Luna Queen et Lard Of Death

Arrivés sous un soleil de plomb, les musiciens des deux formations se sont mis à l’ouvrage aux alentours de 18h00.

La mise en place de la sono s’est déroulée sans accros. Lard Of Death peut compter sur le soutien sans faille de Bob Gaëtan, discret mais très efficace. Même le Président (ici en pleine discussion avec Thomas) a fait le déplacement.

21h15, Luna Queen monte sur scène. Immédiatement, l’ambiance très particulière imposée par le duo capte l’attention du public. Un souffle envoûtant et captivant envahit le Forock. La voix d’Aly y est bien entendu pour beaucoup. Ses capacités vocales sont pour le moins assez impressionnantes. La puissance et la subtilité déployés par cette artiste illuminent de milles feux chaque composition. Le style de Luna Queen s’apparente à de la pop rock électro. Mais la touche originale tient au fait que le couple enregistre les rythmiques batterie et guitare sur bande sonore. Gueux Zu martèle sa basse avec précision pour mieux servir les superbes mélodies sur chaque morceaux.

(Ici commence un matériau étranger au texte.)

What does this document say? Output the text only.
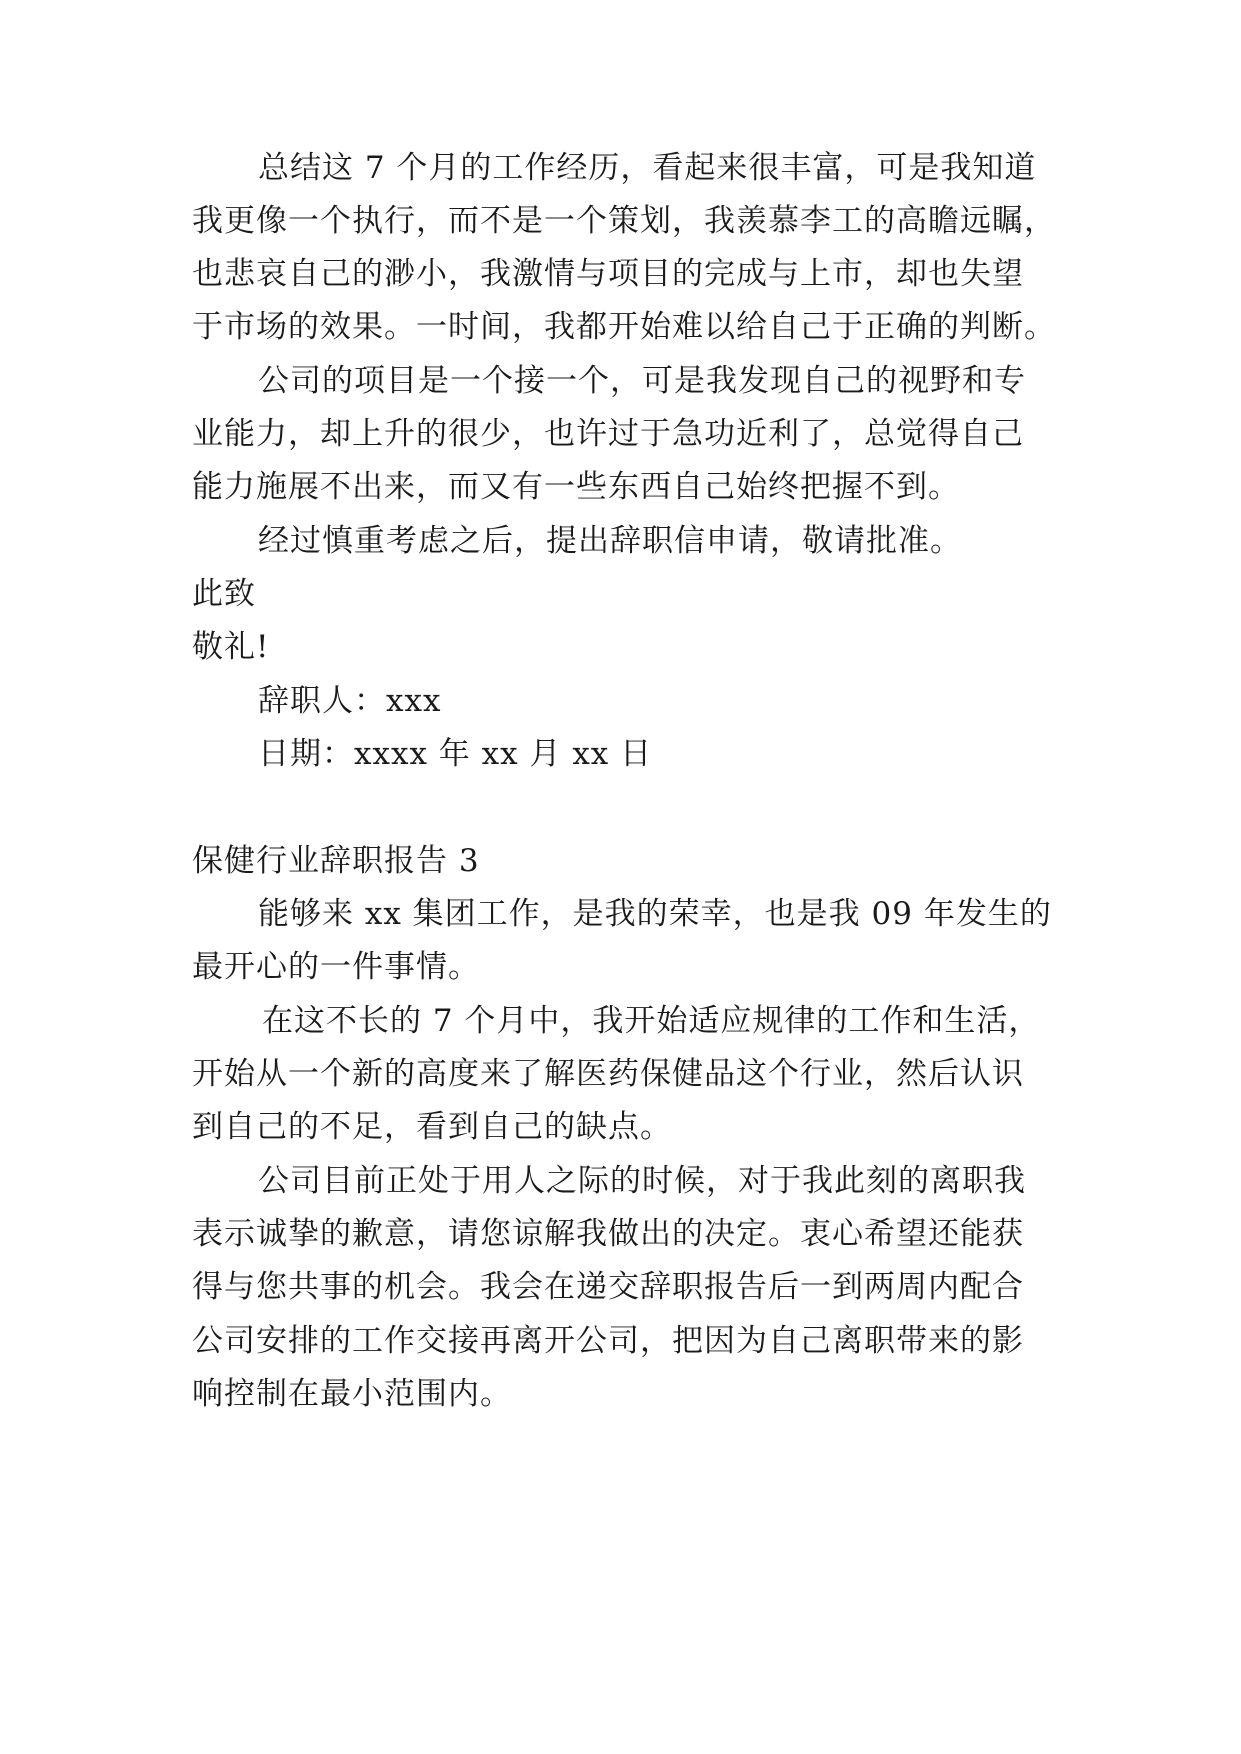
总结这 7 个月的工作经历，看起来很丰富，可是我知道
我更像一个执行，而不是一个策划，我羡慕李工的高瞻远瞩，
也悲哀自己的渺小，我激情与项目的完成与上市，却也失望
于市场的效果。一时间，我都开始难以给自己于正确的判断。
公司的项目是一个接一个，可是我发现自己的视野和专
业能力，却上升的很少，也许过于急功近利了，总觉得自己
能力施展不出来，而又有一些东西自己始终把握不到。
经过慎重考虑之后，提出辞职信申请，敬请批准。
此致
敬礼!
辞职人：xxx
日期：xxxx 年 xx 月 xx 日
保健行业辞职报告 3
能够来 xx 集团工作，是我的荣幸，也是我 09 年发生的
最开心的一件事情。
在这不长的 7 个月中，我开始适应规律的工作和生活，
开始从一个新的高度来了解医药保健品这个行业，然后认识
到自己的不足，看到自己的缺点。
公司目前正处于用人之际的时候，对于我此刻的离职我
表示诚挚的歉意，请您谅解我做出的决定。衷心希望还能获
得与您共事的机会。我会在递交辞职报告后一到两周内配合
公司安排的工作交接再离开公司，把因为自己离职带来的影
响控制在最小范围内。
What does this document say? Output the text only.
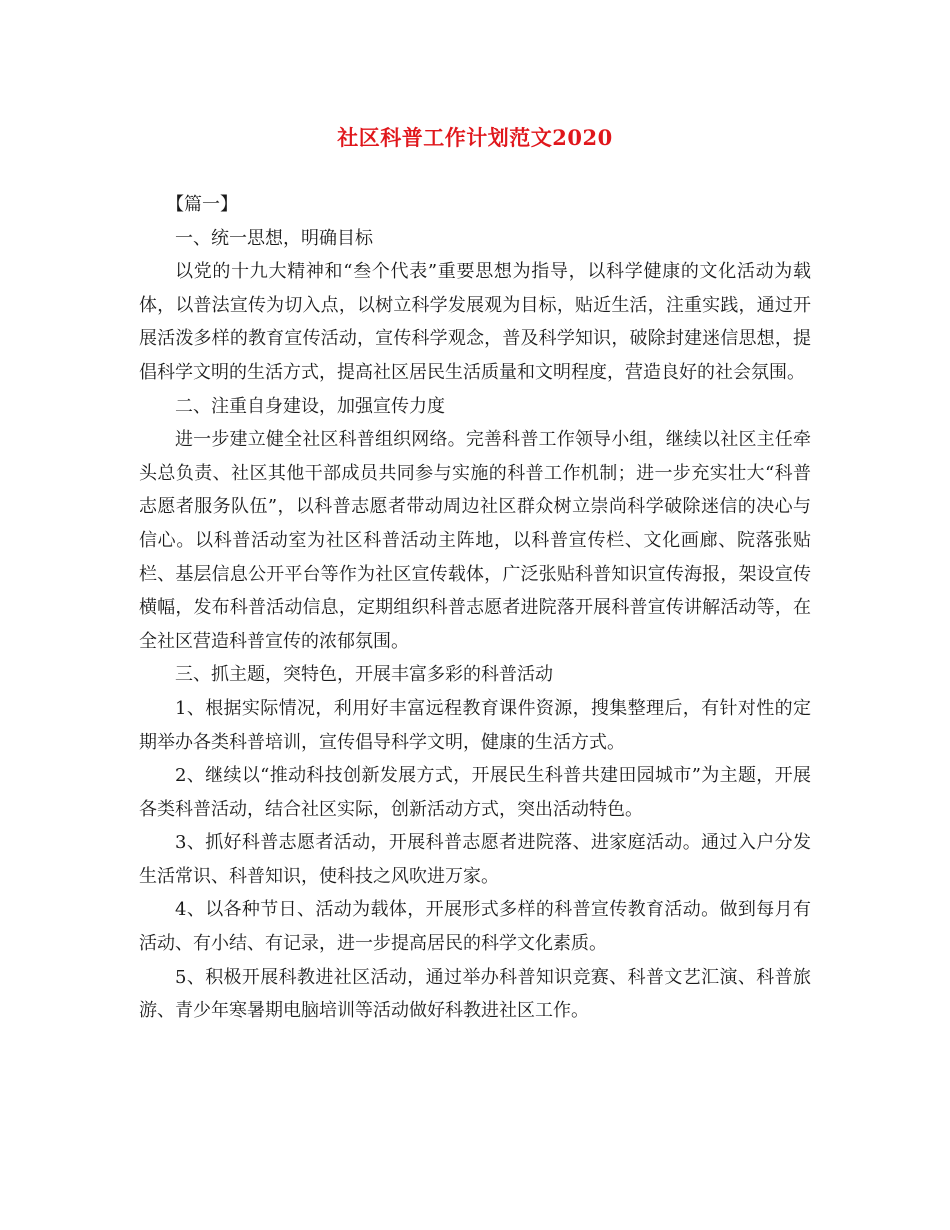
社区科普工作计划范文2020

【篇一】

一、统一思想，明确目标

以党的十九大精神和“叁个代表”重要思想为指导，以科学健康的文化活动为载体，以普法宣传为切入点，以树立科学发展观为目标，贴近生活，注重实践，通过开展活泼多样的教育宣传活动，宣传科学观念，普及科学知识，破除封建迷信思想，提倡科学文明的生活方式，提高社区居民生活质量和文明程度，营造良好的社会氛围。

二、注重自身建设，加强宣传力度

进一步建立健全社区科普组织网络。完善科普工作领导小组，继续以社区主任牵头总负责、社区其他干部成员共同参与实施的科普工作机制；进一步充实壮大“科普志愿者服务队伍”，以科普志愿者带动周边社区群众树立崇尚科学破除迷信的决心与信心。以科普活动室为社区科普活动主阵地，以科普宣传栏、文化画廊、院落张贴栏、基层信息公开平台等作为社区宣传载体，广泛张贴科普知识宣传海报，架设宣传横幅，发布科普活动信息，定期组织科普志愿者进院落开展科普宣传讲解活动等，在全社区营造科普宣传的浓郁氛围。

三、抓主题，突特色，开展丰富多彩的科普活动

1、根据实际情况，利用好丰富远程教育课件资源，搜集整理后，有针对性的定期举办各类科普培训，宣传倡导科学文明，健康的生活方式。

2、继续以“推动科技创新发展方式，开展民生科普共建田园城市”为主题，开展各类科普活动，结合社区实际，创新活动方式，突出活动特色。

3、抓好科普志愿者活动，开展科普志愿者进院落、进家庭活动。通过入户分发生活常识、科普知识，使科技之风吹进万家。

4、以各种节日、活动为载体，开展形式多样的科普宣传教育活动。做到每月有活动、有小结、有记录，进一步提高居民的科学文化素质。

5、积极开展科教进社区活动，通过举办科普知识竞赛、科普文艺汇演、科普旅游、青少年寒暑期电脑培训等活动做好科教进社区工作。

Le show de Luna Queen transporte le public dans des contrées à la fois douces et rugueuses. Fort de 13 compostions personnelles et originales, ce duo pour le moins atypique est bien difficile à étiqueter. De nombreuses influences sont néanmoins perceptibles, comme Eurythmics (la formule duo et la voix), Nina Hagen ou encore le Velvet Underground période Nico.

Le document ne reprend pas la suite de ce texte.